# "White" Redfoot food - Rose of Sharon



## Redfoot NERD (Aug 5, 2008)

I've been waiting for these to bloom!

Probably might favorite.. singles and doubles..












This 'White with RED heart' double just bloomed about 12 blooms overnight.. look at all of the "buds"!






And one of the blooms..






Terry K


----------



## Jacqui (Aug 5, 2008)

I don't normally care for white blooms of any kind, but those are really beautiful. I had not saw a pure white one before.


----------



## Crazy1 (Aug 5, 2008)

Beautiful Terry, the first pic almost looks like Camellias.


----------



## Isa (Aug 6, 2008)

Super nice pics.

I never saw a flower like that before, so beautiful with the red inside!


----------



## Redfoot NERD (Aug 7, 2008)

Crazy1 said:


> Beautiful Terry, the first pic almost looks like Camellias.

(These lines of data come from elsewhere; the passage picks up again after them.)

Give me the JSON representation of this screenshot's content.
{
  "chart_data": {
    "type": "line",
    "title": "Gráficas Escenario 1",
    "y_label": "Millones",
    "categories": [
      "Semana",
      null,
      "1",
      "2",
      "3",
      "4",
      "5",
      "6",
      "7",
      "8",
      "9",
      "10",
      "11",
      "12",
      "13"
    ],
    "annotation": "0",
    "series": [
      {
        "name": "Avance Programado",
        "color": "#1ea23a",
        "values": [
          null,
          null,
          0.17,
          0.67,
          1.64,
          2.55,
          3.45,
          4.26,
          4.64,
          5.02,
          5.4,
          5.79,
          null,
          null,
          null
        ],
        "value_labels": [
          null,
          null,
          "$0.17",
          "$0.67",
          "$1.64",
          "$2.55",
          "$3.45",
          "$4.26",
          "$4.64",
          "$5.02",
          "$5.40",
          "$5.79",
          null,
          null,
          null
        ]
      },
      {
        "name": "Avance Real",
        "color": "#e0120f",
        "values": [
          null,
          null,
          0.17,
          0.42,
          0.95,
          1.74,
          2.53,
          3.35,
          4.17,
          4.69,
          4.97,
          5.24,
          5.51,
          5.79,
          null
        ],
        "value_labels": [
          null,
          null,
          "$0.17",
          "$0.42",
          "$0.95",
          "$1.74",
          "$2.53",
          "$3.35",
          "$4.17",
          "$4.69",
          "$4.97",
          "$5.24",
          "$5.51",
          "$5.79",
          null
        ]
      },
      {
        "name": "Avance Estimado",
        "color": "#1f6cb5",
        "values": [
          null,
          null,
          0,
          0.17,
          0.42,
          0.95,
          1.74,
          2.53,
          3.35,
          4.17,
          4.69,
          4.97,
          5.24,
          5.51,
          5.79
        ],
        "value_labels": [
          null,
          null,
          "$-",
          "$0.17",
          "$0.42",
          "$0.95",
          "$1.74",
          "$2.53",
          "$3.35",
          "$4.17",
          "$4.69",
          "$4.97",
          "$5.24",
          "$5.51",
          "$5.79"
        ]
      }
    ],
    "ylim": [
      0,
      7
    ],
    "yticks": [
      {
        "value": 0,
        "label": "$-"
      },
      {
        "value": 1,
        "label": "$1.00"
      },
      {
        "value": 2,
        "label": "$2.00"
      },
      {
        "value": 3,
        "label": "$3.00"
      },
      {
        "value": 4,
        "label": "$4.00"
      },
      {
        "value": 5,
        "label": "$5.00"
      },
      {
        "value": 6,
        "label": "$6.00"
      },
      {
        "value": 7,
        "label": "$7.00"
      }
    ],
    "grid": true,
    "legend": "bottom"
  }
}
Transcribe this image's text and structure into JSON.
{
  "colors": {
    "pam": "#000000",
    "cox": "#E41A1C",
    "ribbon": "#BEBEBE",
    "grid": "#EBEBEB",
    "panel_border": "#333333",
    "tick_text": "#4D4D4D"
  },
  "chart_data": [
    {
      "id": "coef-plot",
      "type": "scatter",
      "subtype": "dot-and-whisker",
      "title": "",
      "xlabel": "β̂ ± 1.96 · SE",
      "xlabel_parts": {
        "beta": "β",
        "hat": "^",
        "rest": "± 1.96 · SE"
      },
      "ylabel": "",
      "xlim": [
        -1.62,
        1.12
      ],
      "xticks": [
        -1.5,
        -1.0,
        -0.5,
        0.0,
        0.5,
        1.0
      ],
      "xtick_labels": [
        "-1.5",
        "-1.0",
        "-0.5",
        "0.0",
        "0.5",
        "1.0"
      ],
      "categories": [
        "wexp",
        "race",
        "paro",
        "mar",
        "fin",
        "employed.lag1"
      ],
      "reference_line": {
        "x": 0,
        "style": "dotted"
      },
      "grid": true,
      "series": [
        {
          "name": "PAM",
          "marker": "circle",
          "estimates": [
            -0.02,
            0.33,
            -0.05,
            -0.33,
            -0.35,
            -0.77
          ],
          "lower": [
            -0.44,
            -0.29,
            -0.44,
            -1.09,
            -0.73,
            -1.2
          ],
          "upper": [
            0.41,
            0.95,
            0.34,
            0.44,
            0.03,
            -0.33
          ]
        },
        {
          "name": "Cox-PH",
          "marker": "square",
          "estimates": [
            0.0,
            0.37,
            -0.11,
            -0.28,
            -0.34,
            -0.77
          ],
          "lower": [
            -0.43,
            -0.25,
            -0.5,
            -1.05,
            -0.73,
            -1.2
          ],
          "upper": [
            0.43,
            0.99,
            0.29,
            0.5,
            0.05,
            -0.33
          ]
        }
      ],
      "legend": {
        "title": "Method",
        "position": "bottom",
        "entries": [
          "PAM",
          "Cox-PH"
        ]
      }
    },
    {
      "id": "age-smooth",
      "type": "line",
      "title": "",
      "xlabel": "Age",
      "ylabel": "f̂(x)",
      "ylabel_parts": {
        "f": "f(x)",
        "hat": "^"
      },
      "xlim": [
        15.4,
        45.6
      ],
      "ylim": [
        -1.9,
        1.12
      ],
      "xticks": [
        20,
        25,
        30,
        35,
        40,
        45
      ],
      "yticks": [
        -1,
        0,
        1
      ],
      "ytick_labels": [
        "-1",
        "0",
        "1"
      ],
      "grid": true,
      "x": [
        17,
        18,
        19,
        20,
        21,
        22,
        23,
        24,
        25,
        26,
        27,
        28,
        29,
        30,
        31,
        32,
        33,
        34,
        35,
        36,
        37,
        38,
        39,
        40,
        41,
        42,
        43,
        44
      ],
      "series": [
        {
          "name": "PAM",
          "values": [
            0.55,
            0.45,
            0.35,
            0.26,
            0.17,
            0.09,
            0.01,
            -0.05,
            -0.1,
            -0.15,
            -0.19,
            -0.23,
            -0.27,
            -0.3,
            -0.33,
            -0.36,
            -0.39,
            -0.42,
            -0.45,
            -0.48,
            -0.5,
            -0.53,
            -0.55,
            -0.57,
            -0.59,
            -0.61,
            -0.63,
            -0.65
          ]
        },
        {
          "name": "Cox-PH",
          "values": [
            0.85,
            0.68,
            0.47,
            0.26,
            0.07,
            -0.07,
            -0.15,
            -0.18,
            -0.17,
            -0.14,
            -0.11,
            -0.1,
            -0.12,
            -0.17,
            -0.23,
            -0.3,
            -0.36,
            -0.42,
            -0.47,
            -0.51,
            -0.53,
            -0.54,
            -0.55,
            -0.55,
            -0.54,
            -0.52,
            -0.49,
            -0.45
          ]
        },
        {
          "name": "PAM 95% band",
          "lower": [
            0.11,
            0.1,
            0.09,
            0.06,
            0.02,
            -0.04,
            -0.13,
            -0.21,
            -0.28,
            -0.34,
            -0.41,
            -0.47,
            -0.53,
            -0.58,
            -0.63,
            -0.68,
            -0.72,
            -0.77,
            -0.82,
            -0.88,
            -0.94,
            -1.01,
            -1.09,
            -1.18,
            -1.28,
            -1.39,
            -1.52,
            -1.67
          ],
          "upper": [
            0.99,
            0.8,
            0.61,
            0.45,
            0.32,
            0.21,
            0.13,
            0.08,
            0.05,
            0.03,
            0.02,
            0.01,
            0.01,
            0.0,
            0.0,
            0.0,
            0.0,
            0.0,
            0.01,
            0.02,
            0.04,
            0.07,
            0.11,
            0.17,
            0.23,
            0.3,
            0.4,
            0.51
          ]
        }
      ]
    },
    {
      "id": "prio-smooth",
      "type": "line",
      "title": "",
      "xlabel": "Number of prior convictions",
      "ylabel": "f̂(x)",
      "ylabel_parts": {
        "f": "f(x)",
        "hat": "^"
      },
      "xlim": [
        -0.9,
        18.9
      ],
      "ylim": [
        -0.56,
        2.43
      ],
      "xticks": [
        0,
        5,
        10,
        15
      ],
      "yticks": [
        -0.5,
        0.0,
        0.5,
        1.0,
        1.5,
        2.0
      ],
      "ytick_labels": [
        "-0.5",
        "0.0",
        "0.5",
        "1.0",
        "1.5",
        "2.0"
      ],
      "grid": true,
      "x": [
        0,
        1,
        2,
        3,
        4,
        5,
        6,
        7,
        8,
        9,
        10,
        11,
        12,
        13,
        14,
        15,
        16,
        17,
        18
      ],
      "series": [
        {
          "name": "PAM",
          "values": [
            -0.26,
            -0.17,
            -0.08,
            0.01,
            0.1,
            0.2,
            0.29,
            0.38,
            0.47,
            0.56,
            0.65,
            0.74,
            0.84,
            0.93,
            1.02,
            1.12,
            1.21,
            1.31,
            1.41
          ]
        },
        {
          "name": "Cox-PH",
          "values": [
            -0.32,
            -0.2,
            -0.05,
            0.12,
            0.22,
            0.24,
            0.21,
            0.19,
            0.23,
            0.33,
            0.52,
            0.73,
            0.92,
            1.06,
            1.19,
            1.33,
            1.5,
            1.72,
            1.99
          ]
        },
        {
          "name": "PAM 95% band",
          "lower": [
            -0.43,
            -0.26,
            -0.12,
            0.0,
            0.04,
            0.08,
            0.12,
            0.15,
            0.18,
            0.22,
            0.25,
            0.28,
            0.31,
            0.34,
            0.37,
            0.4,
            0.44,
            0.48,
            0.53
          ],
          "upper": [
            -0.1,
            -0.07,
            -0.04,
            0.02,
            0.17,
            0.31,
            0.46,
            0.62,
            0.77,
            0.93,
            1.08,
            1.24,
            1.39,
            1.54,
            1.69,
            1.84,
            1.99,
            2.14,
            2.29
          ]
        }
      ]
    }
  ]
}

Not sure what a Camellias looks like Robyn.. but I have to agree with Jacqui.. it must be the slighest touch of contrasting yellow or red that makes these white so beautiful...

Terry K


----------



## purpod (Aug 7, 2008)

Hiya Terry!

I'm so grateful you've posted these images; I saw red flowers just last night walking to the store, and thought that altho they looked much like Hibiscus, I would not have given any to King Tortie, not being sure if they were edible for him; Now I can go snagg a few and let him feast!

Thanx again!! 
Purpod

P.S. It's not easy to shoot white flowers and have the lighting just perfect; a most xllnt job on your part, as the images are not blown out; super! What kind of camera do you shoot with?


----------



## terryo (Aug 7, 2008)

Ahhh...Terry. The most beautiful so far...IMO.


----------



## Redfoot NERD (Aug 7, 2008)

The shrub from above with all of the 'buds'.. the next day.. and new buds daily..






This is the 2nd year for that one.. it's over 5' tall.

Blessed again.....

Terry K


----------